Updated

Jeff Sessions came out swinging.

Any suggestion that he was colluding with the Russian government, he told a Senate committee yesterday, was “an appalling and detestable lie.”

What was refreshing was that the attorney general’s testimony was that he didm’t read a dry, lawyerly statement, but seemed genuinely outraged that a shadow had been cast over his reputation. Nor did he hide behind a closed session.

In his two meetings with Russian officials, the ex-senator forcefully told his former colleagues, “not one thing happened that was improper in any one of those meetings.” Sessions denied media reports that there might have been a third meeting.

As for his recusal from the investigation—which President Trump did not agree with—Sessions insisted he had taken “no action whatsoever” in the probe.

And in another made-for-TV declaration, Sessions said: “I did not recuse myself from defending my honor against scurrilous and false allegations.”

While it may have lacked the drama of the Jim Comey hearing, the Sessions session had its moments, given his crucial role running the Justice Department. The Washington Post recently reported that as his relationship with Trump grew tense in recent months, Sessions offered to resign.

He defended his boss on the Comey controversy, not surprisingly, saying there was “nothing wrong” with a president having a communication with the FBI director.

Sessions told Dianne Feinstein that he wrote a letter to Trump supporting the firing of Comey because he was asked to do so.

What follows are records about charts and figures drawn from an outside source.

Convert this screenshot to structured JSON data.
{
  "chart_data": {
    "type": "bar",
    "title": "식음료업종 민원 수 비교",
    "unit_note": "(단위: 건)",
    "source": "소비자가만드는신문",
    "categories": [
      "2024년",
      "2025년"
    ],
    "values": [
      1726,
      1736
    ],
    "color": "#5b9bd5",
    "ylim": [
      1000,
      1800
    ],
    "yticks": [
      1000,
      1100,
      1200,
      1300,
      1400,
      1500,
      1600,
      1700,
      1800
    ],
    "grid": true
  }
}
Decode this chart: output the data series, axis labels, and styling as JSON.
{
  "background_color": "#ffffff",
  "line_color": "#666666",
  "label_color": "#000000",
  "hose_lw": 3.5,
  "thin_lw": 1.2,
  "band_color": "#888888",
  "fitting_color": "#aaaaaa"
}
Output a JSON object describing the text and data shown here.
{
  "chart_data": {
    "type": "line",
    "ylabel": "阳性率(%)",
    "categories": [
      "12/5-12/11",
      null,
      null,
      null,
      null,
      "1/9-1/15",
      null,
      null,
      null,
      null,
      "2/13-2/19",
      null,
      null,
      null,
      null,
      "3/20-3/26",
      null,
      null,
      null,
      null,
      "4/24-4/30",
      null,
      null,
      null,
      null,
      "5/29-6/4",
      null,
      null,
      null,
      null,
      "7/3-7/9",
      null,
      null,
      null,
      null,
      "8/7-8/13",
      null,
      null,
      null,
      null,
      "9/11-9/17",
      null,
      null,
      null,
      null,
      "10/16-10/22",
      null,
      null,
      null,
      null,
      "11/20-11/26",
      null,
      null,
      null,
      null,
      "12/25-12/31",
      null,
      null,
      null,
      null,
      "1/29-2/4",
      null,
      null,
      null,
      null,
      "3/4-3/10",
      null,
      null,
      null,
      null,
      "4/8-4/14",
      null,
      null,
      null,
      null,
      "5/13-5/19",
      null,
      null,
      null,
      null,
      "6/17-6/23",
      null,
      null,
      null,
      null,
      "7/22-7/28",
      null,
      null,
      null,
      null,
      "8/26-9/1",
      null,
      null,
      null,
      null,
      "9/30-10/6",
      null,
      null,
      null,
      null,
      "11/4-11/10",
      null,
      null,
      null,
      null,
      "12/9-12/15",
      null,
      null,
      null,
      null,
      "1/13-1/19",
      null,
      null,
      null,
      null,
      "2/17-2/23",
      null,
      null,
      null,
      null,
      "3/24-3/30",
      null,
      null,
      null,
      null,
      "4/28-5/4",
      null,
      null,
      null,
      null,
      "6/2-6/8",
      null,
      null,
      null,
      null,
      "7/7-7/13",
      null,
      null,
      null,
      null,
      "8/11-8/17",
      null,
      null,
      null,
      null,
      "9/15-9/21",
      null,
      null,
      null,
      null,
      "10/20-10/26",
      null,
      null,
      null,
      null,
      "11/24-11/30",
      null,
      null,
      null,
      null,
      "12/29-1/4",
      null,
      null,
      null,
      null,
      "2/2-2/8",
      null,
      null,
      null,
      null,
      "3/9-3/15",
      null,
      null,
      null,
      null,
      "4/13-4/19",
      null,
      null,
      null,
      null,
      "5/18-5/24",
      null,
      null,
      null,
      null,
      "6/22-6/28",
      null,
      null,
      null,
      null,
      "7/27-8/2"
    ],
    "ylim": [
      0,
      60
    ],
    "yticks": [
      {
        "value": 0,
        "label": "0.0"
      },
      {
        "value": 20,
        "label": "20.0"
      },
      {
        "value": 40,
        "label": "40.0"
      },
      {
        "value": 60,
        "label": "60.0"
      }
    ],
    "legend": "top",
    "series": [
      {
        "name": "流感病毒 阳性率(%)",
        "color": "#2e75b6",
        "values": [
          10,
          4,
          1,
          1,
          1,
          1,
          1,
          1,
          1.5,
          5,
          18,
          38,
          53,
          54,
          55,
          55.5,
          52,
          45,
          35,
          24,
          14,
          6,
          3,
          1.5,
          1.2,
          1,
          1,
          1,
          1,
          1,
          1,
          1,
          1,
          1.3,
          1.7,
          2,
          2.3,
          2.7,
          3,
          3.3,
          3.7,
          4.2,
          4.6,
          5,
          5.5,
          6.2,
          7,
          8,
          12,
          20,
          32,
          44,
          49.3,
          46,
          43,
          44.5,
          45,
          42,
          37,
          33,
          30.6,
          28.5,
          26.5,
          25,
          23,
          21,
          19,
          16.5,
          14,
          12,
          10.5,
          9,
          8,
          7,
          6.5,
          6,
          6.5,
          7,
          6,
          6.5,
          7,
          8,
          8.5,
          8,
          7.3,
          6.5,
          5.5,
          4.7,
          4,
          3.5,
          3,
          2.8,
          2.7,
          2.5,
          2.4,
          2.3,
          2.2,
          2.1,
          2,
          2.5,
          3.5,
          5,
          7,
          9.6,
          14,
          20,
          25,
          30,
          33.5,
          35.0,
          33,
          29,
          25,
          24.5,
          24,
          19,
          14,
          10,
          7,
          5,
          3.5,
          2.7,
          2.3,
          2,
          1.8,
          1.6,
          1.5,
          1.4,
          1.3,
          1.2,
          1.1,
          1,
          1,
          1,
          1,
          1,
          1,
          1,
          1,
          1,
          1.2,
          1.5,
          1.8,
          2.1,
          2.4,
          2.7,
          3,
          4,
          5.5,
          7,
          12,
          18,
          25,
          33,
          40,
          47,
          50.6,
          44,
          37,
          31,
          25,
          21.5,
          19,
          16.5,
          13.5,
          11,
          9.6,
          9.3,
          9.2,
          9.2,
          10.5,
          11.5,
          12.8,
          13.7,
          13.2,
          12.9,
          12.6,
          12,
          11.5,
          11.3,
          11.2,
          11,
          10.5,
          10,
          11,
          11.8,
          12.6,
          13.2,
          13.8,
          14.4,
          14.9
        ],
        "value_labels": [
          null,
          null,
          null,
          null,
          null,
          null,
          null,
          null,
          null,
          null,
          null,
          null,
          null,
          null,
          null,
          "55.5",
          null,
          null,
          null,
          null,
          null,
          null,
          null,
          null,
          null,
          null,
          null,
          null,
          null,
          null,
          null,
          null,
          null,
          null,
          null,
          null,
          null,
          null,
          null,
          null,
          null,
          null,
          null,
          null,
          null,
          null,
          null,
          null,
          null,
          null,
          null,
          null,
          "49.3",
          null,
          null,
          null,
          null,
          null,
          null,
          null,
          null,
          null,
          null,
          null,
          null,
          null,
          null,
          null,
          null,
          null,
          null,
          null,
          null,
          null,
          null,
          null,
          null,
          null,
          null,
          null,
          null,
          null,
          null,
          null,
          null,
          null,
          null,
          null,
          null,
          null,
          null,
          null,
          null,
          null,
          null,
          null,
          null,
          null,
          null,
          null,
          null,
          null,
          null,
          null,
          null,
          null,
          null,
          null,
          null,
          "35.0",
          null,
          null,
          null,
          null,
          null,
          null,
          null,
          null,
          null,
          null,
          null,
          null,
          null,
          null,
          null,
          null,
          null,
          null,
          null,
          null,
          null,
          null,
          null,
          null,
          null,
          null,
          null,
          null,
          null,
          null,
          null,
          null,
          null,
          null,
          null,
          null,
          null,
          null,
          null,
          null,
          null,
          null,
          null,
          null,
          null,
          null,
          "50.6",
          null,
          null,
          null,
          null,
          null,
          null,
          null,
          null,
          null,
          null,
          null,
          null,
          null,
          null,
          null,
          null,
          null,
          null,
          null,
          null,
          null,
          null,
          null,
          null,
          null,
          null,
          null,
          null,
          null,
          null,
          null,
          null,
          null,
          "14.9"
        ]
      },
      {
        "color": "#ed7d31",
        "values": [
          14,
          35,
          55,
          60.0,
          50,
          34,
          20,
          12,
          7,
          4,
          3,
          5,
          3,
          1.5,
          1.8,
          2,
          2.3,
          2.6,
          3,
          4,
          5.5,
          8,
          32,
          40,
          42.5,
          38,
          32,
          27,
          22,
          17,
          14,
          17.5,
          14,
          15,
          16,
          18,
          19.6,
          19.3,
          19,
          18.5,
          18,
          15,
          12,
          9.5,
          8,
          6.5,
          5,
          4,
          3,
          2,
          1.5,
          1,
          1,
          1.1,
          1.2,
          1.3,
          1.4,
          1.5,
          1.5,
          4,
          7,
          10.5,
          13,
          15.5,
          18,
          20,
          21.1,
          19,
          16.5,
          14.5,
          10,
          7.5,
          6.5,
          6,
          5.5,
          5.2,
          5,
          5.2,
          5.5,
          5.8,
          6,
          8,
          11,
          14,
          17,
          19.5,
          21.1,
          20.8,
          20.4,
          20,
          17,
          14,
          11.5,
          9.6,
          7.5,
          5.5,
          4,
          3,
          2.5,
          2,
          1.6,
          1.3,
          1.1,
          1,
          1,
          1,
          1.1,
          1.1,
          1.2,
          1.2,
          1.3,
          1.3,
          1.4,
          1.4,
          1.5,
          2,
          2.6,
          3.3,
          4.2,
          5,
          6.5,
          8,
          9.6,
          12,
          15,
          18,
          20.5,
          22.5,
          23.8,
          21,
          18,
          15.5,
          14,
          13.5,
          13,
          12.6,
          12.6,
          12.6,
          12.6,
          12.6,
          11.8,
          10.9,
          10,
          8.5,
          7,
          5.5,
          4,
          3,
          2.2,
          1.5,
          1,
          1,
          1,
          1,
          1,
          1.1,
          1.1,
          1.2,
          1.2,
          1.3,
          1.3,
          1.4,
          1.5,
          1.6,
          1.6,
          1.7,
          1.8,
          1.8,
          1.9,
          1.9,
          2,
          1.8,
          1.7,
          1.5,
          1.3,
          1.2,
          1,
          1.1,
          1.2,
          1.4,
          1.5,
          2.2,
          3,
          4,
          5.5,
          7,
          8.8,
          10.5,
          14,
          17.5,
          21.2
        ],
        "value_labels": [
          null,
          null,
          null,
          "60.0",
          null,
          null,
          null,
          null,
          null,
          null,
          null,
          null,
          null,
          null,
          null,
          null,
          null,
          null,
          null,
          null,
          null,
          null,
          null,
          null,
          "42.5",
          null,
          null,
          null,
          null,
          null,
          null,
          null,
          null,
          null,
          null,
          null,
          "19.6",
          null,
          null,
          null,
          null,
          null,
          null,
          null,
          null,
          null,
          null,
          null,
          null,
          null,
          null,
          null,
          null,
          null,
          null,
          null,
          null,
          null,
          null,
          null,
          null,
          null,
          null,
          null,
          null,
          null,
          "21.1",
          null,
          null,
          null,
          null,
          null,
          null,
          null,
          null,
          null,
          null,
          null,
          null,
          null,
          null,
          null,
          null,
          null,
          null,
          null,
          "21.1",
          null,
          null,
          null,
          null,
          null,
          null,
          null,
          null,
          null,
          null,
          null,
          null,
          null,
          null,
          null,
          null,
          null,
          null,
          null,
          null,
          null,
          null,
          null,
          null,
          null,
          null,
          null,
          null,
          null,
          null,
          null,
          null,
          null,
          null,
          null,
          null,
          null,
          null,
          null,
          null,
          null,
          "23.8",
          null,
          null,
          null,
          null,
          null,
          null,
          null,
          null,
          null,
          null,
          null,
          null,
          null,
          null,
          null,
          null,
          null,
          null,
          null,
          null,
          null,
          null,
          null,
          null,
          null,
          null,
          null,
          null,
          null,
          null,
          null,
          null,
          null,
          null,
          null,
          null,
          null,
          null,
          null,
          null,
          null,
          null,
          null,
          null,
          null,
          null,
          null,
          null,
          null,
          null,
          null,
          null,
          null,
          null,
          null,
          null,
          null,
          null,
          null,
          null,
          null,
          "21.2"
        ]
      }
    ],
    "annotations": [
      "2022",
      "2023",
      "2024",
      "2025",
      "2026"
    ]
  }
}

He deflected a question about whether he knew the president had already made up his mind, as Trump has confirmed, and then said he couldn’t discuss their private conversations.

There were brief fireworks when another Democrat, Ron Wyden, declared that the letter was a violation of the recusal that “didn’t pass the smell test.” But Sessions just repeated his rationale.

Sessions acknowledged to ranking committee Democrat Mark Warner that he never spoke to Comey about any problems with his management of the FBI.

In the wake of reports that the president might be contemplating firing special counsel Bob Mueller—and growing criticism of Mueller from Trump allies—Sessions said he has “confidence” in the former FBI director. But he said he “no idea” whether the president has such confidence.

Meanwhile, I can say based on my reporting that Mueller is not worried at all about his position, and does not believe the criticism of whether he has a conflict was orchestrated. Such Trump supporters as Newt Gingrich and Sean Hannity have raised questions about Mueller’s fitness for the post and whether there’s any need for a special counsel’s probe.

As a veteran senator, Sessions knows how these hearings work. Since he was playing defense, the question is whether the Democrats landed any blows or elicited any starting information. And the answer is they did not.